When a patient has recurring infections in the neck, he says, imaging can reveal the telltale marks of an abnormal sinus. In the past, open surgery to remove the sinus or cyst, or to close off this gap connecting the pharynx and the neck, was the treatment of choice. However, open surgery comes with a host of drawbacks. These fistulas can be associated with important nerves, such as the facial or laryngeal nerve, thus open surgery significantly increases the risk of weakness or even paralysis. Recovery time can include several days with drains in place, a delay before patients can resume a normal diet, and substantial pain. This treatment can also be difficult because of scar tissue left by prior drainage surgery.
 
Tunkel and colleagues across the country now prefer treating many branchial cleft fistulas with endoscopic surgery, using a laser or cauterization to eliminate these openings.

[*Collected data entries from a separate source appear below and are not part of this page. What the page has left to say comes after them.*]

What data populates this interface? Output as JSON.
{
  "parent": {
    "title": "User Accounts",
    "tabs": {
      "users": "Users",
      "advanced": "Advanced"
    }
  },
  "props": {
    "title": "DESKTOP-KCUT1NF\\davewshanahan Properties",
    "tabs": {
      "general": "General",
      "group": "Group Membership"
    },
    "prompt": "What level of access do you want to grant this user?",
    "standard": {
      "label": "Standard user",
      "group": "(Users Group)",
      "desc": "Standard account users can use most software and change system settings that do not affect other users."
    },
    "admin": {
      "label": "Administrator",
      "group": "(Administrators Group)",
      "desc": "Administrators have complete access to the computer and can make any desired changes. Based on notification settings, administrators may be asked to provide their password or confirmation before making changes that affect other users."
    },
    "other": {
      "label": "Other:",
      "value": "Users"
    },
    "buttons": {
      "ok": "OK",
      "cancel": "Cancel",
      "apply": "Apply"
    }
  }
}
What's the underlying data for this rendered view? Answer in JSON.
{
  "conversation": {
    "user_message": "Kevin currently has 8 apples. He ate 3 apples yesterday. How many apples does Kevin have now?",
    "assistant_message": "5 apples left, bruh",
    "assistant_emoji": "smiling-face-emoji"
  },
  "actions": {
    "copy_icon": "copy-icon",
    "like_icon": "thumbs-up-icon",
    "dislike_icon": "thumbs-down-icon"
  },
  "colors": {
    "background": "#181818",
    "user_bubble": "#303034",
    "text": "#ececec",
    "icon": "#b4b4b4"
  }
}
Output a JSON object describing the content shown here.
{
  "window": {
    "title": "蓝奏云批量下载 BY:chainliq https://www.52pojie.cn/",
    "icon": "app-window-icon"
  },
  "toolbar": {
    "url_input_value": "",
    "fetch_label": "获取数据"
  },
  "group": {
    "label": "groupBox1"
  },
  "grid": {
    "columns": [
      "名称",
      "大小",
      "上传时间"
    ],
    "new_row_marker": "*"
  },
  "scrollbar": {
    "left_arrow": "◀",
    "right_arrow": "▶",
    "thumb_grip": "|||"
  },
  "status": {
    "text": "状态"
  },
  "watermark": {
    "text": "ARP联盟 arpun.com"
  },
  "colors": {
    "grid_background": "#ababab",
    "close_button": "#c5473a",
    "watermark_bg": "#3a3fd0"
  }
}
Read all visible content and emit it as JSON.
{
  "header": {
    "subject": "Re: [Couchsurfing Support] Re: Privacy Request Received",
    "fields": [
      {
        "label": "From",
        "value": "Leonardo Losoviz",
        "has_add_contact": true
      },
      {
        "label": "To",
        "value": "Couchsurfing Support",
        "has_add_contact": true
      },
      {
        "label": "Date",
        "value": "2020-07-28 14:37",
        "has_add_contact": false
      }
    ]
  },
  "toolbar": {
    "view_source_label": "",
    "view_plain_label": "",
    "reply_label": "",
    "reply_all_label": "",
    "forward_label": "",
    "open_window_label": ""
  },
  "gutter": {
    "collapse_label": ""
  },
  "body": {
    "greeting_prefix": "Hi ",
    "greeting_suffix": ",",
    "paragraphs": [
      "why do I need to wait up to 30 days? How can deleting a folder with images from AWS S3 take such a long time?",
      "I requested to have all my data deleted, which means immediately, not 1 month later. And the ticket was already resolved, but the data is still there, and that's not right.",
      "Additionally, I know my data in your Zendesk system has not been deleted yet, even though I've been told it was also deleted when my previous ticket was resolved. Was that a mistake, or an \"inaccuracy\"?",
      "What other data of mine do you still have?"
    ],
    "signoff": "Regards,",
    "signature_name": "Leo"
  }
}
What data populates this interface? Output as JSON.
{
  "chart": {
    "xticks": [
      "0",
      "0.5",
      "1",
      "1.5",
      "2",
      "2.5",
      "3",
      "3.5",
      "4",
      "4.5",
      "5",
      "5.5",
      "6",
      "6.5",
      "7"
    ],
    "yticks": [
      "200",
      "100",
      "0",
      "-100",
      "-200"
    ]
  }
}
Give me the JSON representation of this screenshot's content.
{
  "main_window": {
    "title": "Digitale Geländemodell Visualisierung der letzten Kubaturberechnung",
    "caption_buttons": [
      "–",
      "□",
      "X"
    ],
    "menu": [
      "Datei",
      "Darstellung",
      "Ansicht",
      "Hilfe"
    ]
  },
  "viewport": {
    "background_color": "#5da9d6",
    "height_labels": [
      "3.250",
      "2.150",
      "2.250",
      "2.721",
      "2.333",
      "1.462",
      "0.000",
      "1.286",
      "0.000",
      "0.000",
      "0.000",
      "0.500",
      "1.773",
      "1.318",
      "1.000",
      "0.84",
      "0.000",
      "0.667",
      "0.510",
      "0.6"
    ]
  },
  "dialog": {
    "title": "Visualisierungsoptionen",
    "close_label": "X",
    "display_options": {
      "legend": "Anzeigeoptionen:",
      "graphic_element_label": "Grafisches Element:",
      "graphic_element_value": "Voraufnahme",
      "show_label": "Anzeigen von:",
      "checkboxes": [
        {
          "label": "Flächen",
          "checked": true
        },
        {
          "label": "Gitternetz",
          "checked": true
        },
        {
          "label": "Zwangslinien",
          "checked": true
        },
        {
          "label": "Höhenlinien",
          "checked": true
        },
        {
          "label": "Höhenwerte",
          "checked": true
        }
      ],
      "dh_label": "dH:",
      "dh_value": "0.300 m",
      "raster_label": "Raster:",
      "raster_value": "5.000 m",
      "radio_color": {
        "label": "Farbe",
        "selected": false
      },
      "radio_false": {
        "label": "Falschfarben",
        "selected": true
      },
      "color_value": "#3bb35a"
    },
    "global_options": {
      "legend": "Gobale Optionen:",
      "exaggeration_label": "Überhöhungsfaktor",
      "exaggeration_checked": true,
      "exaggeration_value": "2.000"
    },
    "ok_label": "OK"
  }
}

Unlike open surgery, this option is usually an outpatient procedure done by exposing the fistula in the hypopharynx with scopes. By the same night, patients are often home drinking normally with little or no pain medicine.
 
“Another nice thing about the endoscopic procedure is that you burn no bridges,” Tunkel says. “Because little scar tissue develops, if another infection develops years later, you have the option of performing another endoscopic surgery or open surgery then.”
 
Tunkel has been offering the endoscopic procedure to patients for 15 years. Although he counsels patients that there’s a small chance of recurrence after treatment, he has rarely seen a repeat infection in any of his patients during that time.
 
“It’s extremely gratifying,” he says, “to work at a place where I can offer this level of care.”